The hand that had steadied her tightened sharply on her elbow and, though she did not lift her face, Saran felt the tension increase along the arm that held her and the head turn to sweep the street with a quick searching glance, and when the voice spoke again it held concern rather than rebuke.
‘Are you all right . . . has anyone frightened you?’
‘No . . . no one has frightened me, I . . . I was careless, I’m sorry.’ Pulling her elbow free she lowered her hands, and as they pressed against her skirts to pass the tall figure she felt the outline of the brooch in her pocket. Why hadn’t she thought of that earlier! Eager to be gone she lifted her head, light from the lanterns fixed to the wall of the coach house close across the street illuminating her face.
‘You are Luke’s friend – the girl stood in the line up along the Bullen! He said he had to meet you outside of Edward Elwell’s house.’
Her mind only half on what was said, Saran looked up, taking a moment before recognition brought the touch of a smile to her lips.
‘And you are the man who said for him to follow you into the tube works. I did not know what time Luke would be . . .’ She paused. Home? That would be a lie – they had no home.
‘What time the shift finished.’ He completed the sentence for her. ‘That were half an hour ago.’

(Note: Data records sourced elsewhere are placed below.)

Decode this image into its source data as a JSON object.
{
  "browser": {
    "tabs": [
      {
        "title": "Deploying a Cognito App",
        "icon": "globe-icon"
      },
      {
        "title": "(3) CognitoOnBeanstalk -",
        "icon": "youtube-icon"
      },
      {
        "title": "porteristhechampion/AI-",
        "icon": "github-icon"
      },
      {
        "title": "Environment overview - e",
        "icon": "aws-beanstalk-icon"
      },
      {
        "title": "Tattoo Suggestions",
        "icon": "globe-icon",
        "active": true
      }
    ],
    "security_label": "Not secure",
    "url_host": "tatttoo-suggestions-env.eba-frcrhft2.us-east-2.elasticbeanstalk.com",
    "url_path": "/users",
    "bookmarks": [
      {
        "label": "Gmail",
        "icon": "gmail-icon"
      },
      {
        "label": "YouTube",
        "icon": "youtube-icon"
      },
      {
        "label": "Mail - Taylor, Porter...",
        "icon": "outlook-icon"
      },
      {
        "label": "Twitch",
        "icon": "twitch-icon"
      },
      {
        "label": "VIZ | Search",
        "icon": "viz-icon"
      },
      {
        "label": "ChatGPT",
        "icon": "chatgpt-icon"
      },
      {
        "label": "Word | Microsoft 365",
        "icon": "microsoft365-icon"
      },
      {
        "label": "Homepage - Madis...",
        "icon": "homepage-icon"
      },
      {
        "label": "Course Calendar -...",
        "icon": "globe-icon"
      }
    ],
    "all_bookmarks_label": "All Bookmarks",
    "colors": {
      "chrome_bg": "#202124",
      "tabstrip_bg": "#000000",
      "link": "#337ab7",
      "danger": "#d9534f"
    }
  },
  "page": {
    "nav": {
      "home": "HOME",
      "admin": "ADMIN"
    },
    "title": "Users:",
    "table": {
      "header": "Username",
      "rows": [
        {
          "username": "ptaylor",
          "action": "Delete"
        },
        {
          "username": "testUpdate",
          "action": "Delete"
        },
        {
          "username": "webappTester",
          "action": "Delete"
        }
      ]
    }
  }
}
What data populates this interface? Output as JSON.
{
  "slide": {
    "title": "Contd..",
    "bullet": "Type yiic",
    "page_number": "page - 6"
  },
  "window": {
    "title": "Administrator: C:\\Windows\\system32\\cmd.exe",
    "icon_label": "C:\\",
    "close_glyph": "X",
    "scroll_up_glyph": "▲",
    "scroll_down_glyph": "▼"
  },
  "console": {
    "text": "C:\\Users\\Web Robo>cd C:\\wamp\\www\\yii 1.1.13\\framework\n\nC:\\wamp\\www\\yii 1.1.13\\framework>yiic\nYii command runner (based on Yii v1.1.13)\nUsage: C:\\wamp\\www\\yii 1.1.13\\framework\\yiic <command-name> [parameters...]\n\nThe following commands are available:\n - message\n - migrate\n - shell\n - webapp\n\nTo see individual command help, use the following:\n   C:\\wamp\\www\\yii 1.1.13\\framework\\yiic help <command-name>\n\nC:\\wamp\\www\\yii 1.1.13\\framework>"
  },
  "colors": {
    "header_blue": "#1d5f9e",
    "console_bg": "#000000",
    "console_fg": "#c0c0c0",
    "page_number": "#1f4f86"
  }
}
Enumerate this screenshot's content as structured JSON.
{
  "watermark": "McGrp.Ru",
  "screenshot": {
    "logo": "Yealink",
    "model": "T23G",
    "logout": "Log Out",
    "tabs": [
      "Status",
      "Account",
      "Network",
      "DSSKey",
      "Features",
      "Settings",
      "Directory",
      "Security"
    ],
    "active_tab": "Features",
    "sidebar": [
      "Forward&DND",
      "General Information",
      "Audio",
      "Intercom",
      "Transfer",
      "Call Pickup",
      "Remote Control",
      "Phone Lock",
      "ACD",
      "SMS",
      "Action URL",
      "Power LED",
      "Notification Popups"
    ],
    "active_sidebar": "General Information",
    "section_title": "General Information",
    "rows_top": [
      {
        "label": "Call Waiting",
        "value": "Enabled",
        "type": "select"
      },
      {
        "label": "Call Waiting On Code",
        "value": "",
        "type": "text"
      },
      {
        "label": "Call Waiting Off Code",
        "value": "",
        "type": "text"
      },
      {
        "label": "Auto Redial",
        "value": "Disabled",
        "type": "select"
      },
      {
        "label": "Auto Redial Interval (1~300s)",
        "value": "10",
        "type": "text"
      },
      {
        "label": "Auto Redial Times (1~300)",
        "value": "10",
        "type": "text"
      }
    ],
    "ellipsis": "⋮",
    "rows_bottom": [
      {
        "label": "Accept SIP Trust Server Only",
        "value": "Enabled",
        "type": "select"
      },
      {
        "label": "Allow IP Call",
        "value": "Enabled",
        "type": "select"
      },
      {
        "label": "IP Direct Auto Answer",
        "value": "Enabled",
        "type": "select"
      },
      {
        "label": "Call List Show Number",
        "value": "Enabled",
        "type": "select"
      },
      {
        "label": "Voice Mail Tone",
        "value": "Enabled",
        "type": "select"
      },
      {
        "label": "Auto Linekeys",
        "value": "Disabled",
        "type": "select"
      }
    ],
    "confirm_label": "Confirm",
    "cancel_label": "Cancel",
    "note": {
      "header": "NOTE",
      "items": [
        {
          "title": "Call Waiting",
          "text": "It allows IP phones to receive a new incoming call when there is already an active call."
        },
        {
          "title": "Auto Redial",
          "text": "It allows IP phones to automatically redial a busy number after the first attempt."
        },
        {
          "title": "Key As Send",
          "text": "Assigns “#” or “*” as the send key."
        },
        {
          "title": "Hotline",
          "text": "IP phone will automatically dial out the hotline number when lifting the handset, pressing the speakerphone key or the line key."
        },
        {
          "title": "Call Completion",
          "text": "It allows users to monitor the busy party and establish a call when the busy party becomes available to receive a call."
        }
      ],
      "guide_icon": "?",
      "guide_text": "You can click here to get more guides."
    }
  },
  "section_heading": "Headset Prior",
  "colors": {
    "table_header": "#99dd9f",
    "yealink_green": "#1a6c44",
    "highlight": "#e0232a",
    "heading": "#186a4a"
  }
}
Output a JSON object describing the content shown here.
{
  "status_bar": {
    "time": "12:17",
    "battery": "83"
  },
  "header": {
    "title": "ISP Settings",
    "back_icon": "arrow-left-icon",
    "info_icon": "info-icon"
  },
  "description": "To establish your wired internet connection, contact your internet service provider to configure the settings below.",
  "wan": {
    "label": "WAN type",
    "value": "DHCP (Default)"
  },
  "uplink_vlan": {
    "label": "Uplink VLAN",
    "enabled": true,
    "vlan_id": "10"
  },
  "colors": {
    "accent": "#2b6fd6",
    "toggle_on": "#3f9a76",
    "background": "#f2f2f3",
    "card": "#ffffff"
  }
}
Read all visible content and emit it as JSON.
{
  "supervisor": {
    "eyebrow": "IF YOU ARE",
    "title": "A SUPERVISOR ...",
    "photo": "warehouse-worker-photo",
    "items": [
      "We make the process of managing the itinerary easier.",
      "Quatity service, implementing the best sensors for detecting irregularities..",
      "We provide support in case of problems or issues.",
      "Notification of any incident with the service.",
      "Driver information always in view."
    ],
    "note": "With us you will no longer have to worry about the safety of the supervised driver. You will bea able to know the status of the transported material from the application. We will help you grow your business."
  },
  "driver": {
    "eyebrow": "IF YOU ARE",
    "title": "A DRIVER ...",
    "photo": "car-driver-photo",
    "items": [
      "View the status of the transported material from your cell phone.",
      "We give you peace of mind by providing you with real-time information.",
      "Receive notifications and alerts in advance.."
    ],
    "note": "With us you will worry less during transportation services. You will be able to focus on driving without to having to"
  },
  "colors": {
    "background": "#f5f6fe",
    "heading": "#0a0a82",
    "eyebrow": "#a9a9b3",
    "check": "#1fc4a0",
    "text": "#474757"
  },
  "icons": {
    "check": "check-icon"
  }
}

‘Then I have to hurry, Luke will worry as to where I am. Thank you again, Mr . . .’
‘Gideon Newell, and you don’t have to tell me your name, Luke has done that already.’
‘Then we will say goodnight, Mr Newell.’
‘I’ll walk with you.’
It was not an offer, it was a statement. Holding her skirt with one hand she felt the small hard lump that nestled in her pocket. How could she tell this man without being rude? Tell him she w
ould rather go on her way alone.
‘Thank you,’ the words came at last, ‘but I must not detain you.’
She had a softness of words, a way of speaking . . . Gideon Newell pulled himself up sharply. He had let his mind play on Luke Hipton’s friend too long during the day, he must not allow it to career in that direction again.
‘You won’t be detaining me.’
It held a clipped ring to it, a brusqueness that seemed almost to deny the note of concern she had heard earlier. Following as he turned back the way he had come, she strove to think of some way to have him leave her.
‘Really there is no need for you to go out of your way, the Elwells do not live far from here.’
It was weak, especially seeing there were several beerhouses to pass before she reached Russell Street and any girl would welcome an escort past such places.
‘I know where Edward Elwell lives and it isn’t that way.’ Having walked with her along Springhead, Gideon paused as she turned in the direction of the market square.
It would be of no benefit to lie; but to tell? As blood rose to her face Saran wrestled with a pride she should no longer have. After all that had happened to her, owning to pawning a brooch should hold no embarrassment; yet it did, it seemed she placed no value on an act of friendship and she did not want this man to think that of her.
‘I was intending to call at Kilvert’s shop,’ she blushed more deeply, feeling his eyes on her. ‘I have been for going there several times, I thought maybe Mr Kilvert would know if my brooch is worth a few pennies.’
‘Would that be the brooch given by a woman you delivered of a child?’
Just how much had Luke told of her . . . was delivering that woman all he had confided or had he told a perfect stranger of her mother and sister being sold for beer money, of Enoch Jacobs?
‘I see you need no informing as to where my brooch came from or the reason of its giving, so why not see it for yourself !’ Annoyance staining every word she held the brooch on the flat of her hand.